I am an instrument filled with melodies of complaint. That is, I am entirely complaint. It's also proper that you not touch me in front of others. Otherwise, whatever is in my heart I will go ahead and say, and you'll be angry with me. And this will be a cause of happiness for the Rivals. (337)

Arshi:

Compare {142,1}, {177,2}. (261, 266, 319)

Faruqi:

[See his comment about this verse when discussing {147,2}.]

FWP:

SETS == INEXPRESSIBILITY; WORD
MUSIC: {10,3}
WARNINGS: {15,15}

The first line is of course full of wordplay. And it's both very clear in its general sense (I'm full of complaint) and very unrevealing about what is being set up for the second line. After all, saaz can mean 'maker, making, instrument, tune'-- and how can we possibly know which way the second line is going to require us to jump? Joined to it is aahang , which itself is multivalent (see the definition above). Then the line ends in the inexpressibility trope (don't ask!), and that doesn't get us any further at all. So we wait with real anticipation for the denoument.
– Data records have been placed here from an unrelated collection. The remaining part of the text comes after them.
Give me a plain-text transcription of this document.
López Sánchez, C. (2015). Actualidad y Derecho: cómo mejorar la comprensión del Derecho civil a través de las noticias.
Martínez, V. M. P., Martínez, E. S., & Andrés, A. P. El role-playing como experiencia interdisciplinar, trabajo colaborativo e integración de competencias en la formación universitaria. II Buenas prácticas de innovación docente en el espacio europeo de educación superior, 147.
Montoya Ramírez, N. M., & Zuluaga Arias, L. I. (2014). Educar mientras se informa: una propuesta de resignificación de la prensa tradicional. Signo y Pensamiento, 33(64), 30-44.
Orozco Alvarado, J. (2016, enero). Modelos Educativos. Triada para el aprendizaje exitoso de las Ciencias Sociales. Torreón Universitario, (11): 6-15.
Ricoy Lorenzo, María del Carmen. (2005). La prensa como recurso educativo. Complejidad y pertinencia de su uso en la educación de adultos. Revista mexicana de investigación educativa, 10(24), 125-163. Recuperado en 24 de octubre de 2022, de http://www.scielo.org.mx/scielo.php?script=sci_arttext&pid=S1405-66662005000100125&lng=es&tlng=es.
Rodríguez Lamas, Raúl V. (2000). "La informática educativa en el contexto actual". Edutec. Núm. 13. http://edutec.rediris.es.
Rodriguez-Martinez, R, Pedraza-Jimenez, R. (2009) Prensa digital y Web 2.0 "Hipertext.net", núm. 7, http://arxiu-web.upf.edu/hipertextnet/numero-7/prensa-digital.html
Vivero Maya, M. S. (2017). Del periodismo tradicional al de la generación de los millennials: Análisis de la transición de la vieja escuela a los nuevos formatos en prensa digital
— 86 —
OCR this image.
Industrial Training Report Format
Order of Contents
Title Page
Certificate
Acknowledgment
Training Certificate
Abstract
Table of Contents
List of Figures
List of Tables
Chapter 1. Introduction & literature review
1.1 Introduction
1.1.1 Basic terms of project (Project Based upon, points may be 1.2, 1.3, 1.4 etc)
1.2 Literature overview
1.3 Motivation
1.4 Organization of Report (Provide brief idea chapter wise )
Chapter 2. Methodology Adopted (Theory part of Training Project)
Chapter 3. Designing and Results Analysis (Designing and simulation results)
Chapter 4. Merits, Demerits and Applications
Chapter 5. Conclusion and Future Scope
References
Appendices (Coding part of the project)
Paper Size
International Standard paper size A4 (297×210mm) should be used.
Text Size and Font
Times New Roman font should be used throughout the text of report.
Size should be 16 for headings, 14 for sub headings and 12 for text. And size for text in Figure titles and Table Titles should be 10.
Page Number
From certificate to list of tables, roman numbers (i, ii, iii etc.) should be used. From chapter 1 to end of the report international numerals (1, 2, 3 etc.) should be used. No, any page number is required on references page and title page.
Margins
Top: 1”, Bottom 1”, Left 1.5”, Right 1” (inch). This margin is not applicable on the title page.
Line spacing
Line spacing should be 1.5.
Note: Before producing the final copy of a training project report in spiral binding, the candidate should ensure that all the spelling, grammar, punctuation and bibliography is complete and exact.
Even in the second line, in classic mushairah performance style, the punch-word is withheld until the last possible moment. But then-- what a treat! How gorgeously this verse makes use of every part of the complex meaning of chhe;Rnaa ! The two little lines burst open with a rush, like petals of a sudden huge sunflower. What we end up with is several domains of meaning, joined at the center by chhe;Rnaa .

=The physical: Don't 'touch' me, don't lay a hand on me, especially in front of other people, because 'from head to foot' my whole body is quivering with complaint and ready to burst out with it.

=The emotional: Don't 'tease' me, don't torment me, don't ask me about anything in front of others-- save it for when we're alone, because I am full of complaints about your behavior. (And it's behavior that probably includes 'teasing' and tormenting me.)

=The musical: don't tune or 'play' me 'among people', in front of an audience, like a normal musical instrument-- I'm a special musical instrument, entirely full of the melodies of complaint.

After we hear the second line, we realize that each of the three main senses of chhe;Rnaa picks up on and emphasizes a different phrase that the other two senses can't so enjoyably exploit. The physical reading turns 'from head to foot' [saraapaa] into a vigorous description, not just the usual 'entirely'. The emotional reading turns 'don't ask anything' [kuchh nah puuchh] into a preparation for a private conversation-- and perhaps also an example of the kind of pestering or 'teasing' that is one of the grounds for complaint-- instead of leaving it merely as the standard 'inexpressiblity trope'. And the musical reading turns 'among people' [logo;N me;N] into a strong suggestion of an audience before whom one might 'play' an instrument, rather than just the commonplace 'in public'.

The closest cousin to this verse is {177,2}.